TBSラジオ「ライムスター宇多丸のウィークエンド・シャッフル」にて、毎年春と秋に放送される「推薦図書特集 feat.伊藤聡」。「空中キャンプ」の伊藤さんをお迎えして、オススメの本たちを紹介するコーナーで、わたしも楽しみにしています。

今回伊藤さんが紹介されたうちの一冊が、この「父と息子のフィルム・クラブ」という本。

不登校の息子に父が贈った120本の映画とは? 「学校に行きたくない」と言う息子に、父は「わかった。その代わり週に三本一緒に映画を見て、感想を話し合おう」と誘う。最初は「大人は判ってくれない」、その次は「氷の微笑」。恋愛事件に息子の裏切り、そして自らの失業のときも、ずっと映画がそばにあった。あれから四年、いま新しい関係の扉が開く――。

ラジオで聴いたときからこれは絶対読もうと思っていたのですが、とても良い一冊でした。
高校をドロップアウトした息子と、映画評論家の父の間に交わされた「週に三本一緒に映画を見る」という約束。
ガールフレンドのことや自分の将来など、ティーンらしい様々な悩みを抱える息子の心理状態に合わせて映画をチョイスし、それについて親子で映画談議を行っていきます。

出てくる映画はクラシック映画が多いですが、父が毎回トリビア的なものを教えてくれるのが面白いです。
(イーストウッドは、撮影中に「アクション!」とは決して言わない。
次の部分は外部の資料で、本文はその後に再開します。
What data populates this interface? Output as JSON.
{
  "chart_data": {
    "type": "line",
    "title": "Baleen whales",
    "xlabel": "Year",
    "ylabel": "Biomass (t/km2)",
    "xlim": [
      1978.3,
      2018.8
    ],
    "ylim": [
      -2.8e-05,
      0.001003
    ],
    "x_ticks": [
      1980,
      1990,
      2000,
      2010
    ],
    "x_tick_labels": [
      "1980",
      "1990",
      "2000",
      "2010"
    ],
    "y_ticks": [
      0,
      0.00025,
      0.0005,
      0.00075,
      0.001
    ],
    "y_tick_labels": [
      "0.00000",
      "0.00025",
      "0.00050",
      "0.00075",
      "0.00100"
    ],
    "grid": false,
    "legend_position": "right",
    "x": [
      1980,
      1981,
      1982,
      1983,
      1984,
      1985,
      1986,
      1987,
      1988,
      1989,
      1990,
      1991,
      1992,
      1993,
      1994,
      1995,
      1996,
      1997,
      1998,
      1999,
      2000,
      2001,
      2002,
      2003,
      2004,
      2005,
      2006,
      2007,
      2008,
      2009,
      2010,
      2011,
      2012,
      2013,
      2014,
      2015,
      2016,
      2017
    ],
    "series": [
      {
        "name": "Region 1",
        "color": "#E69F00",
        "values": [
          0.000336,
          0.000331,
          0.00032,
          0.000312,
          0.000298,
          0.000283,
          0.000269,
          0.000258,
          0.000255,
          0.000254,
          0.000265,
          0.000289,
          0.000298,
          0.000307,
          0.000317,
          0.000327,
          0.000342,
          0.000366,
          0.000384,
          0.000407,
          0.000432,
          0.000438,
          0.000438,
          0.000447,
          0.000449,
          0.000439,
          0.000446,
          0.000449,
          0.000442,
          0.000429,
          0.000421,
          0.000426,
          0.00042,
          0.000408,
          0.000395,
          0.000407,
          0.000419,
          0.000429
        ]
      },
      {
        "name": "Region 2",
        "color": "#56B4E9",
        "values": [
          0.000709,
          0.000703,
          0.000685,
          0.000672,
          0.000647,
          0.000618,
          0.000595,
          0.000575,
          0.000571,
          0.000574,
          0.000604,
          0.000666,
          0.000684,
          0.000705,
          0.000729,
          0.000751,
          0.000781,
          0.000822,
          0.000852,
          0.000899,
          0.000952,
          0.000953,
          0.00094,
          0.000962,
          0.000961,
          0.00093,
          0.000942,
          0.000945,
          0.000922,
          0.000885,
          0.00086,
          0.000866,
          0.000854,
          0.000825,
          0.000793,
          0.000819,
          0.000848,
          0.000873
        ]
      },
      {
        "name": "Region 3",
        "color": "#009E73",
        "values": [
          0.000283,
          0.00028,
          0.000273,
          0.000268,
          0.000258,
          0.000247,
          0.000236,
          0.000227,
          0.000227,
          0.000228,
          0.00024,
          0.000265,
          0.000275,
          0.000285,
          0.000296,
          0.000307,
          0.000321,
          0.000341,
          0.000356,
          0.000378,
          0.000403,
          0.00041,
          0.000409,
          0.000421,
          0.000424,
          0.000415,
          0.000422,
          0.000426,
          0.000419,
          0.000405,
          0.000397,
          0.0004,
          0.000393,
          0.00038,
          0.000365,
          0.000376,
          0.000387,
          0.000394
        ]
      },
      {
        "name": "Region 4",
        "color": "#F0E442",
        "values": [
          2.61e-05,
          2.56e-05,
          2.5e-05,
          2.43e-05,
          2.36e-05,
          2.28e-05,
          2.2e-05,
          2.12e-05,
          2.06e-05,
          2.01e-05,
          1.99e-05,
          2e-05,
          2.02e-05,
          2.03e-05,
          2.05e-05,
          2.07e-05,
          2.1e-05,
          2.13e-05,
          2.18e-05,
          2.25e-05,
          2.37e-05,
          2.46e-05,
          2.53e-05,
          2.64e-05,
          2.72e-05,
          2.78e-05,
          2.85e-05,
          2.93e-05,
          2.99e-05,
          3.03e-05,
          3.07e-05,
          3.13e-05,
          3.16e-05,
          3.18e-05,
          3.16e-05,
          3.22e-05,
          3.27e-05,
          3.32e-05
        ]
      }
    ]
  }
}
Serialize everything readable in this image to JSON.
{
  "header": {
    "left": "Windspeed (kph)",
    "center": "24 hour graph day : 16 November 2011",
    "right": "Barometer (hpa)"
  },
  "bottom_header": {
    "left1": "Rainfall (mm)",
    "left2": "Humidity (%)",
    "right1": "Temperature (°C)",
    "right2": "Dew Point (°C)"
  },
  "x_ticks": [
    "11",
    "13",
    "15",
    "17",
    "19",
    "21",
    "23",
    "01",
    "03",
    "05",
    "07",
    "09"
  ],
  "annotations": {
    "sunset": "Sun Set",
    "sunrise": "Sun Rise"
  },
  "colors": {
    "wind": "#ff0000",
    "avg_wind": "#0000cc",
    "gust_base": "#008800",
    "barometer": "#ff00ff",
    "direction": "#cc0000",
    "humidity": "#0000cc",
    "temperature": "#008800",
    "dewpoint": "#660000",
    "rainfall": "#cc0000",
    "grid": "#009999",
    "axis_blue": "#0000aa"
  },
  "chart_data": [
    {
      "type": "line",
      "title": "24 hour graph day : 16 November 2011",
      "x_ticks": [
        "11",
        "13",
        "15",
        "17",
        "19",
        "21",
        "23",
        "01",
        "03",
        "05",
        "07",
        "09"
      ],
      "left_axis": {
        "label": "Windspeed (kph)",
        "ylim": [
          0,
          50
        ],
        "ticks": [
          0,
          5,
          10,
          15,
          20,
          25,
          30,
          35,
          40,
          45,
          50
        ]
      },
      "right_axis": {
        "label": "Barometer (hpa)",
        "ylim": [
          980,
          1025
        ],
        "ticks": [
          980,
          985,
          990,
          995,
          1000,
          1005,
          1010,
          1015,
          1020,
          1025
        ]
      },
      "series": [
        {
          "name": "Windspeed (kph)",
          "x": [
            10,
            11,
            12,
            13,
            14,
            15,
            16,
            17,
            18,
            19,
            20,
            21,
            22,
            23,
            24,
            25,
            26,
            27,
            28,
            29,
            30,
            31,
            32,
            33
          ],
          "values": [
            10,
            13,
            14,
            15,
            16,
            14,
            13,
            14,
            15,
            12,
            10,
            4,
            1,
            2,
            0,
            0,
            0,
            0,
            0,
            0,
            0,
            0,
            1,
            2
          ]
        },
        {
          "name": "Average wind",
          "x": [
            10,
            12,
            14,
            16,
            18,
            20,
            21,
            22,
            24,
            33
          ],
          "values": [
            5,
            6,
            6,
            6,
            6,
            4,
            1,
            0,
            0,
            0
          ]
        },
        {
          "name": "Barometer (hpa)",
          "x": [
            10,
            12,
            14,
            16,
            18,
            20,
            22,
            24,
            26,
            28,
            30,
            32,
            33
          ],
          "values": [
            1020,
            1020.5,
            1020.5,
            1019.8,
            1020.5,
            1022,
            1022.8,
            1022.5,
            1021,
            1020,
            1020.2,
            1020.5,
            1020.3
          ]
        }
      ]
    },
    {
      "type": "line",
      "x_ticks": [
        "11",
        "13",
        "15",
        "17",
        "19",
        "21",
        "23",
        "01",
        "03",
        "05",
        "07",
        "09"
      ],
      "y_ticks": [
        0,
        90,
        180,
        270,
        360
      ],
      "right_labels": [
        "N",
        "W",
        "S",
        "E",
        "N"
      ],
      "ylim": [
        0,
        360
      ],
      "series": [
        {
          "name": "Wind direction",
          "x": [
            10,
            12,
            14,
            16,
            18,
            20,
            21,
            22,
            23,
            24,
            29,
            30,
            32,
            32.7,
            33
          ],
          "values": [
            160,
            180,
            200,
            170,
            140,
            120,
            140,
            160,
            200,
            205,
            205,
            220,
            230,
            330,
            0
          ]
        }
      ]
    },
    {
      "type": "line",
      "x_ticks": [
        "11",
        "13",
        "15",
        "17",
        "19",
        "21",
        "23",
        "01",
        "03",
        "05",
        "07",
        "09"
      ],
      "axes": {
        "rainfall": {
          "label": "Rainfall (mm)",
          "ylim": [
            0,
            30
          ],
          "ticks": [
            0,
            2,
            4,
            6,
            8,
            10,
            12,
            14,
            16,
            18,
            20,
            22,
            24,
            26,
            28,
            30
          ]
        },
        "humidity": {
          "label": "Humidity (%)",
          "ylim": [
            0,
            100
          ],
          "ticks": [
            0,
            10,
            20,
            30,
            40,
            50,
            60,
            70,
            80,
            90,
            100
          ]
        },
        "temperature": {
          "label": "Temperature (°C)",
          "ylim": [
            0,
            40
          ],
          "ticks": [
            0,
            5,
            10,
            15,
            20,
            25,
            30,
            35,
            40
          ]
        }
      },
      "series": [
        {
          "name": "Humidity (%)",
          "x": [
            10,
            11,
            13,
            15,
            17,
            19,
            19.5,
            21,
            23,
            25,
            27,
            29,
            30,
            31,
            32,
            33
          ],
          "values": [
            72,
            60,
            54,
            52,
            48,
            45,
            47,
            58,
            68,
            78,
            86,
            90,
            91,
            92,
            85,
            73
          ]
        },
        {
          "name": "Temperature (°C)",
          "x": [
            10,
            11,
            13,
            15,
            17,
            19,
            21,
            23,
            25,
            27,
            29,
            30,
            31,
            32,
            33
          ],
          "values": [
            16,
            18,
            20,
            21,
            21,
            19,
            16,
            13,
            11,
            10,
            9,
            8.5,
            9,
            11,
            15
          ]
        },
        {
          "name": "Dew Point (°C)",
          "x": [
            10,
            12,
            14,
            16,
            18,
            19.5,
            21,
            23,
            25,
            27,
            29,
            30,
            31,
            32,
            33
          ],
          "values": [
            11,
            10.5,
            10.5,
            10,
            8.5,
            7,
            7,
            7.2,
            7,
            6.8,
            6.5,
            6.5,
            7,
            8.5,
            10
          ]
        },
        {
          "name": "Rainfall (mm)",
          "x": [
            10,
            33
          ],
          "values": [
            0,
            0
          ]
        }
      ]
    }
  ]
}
低い声で静かに「用意はいいかな?」と言う、等)
映画を選ぶ趣向も絶妙で、ラジオで伊藤さんも話していましたが、自分がスコセッシ作品を選ぶならば「グッドフェローズ」だけれど、この父親のチョイスは「ミーン・ストリート」だったり、そういう「あーそこ来るの!」的な感じでも楽しめます。

とはいえ、主にスポットが当たるのは息子の成長していく姿と、それを見守る父の姿。息子がいるお父様はぜひ読んでみては。

父と息子のフィルム・クラブ
デヴィッド ギルモア
新潮社
売り上げランキング: 26338

映画好きな母の影響でわたしも幼い頃からよく映画を観ていましたが、幼稚園のときに観た「羊たちの沈黙」「オーメン」「エルム街の悪夢」あたりは未だにトラウマです。子供とフィルム・クラブ、素敵ですが、チョイスは間違えないようにしないとね。
あとツイン・ピークスもトラウマだなぁ。

「推薦図書特集」はPodcastでも聴けるので、みなさまぜひ。
9/29 サタデーナイトラボ「秋の推薦図書特集」【前編】
9/29 サタデーナイトラボ「秋の推薦図書特集」【後編】
空中キャンプ – 9/29(土)放送の「ライムスター宇多丸のウィークエンドシャッフル 推薦図書特集 feat. 伊藤聡」で紹介した4冊の解説と補足

次は、イーユン・リーの「千年の祈り」を読んでみよう。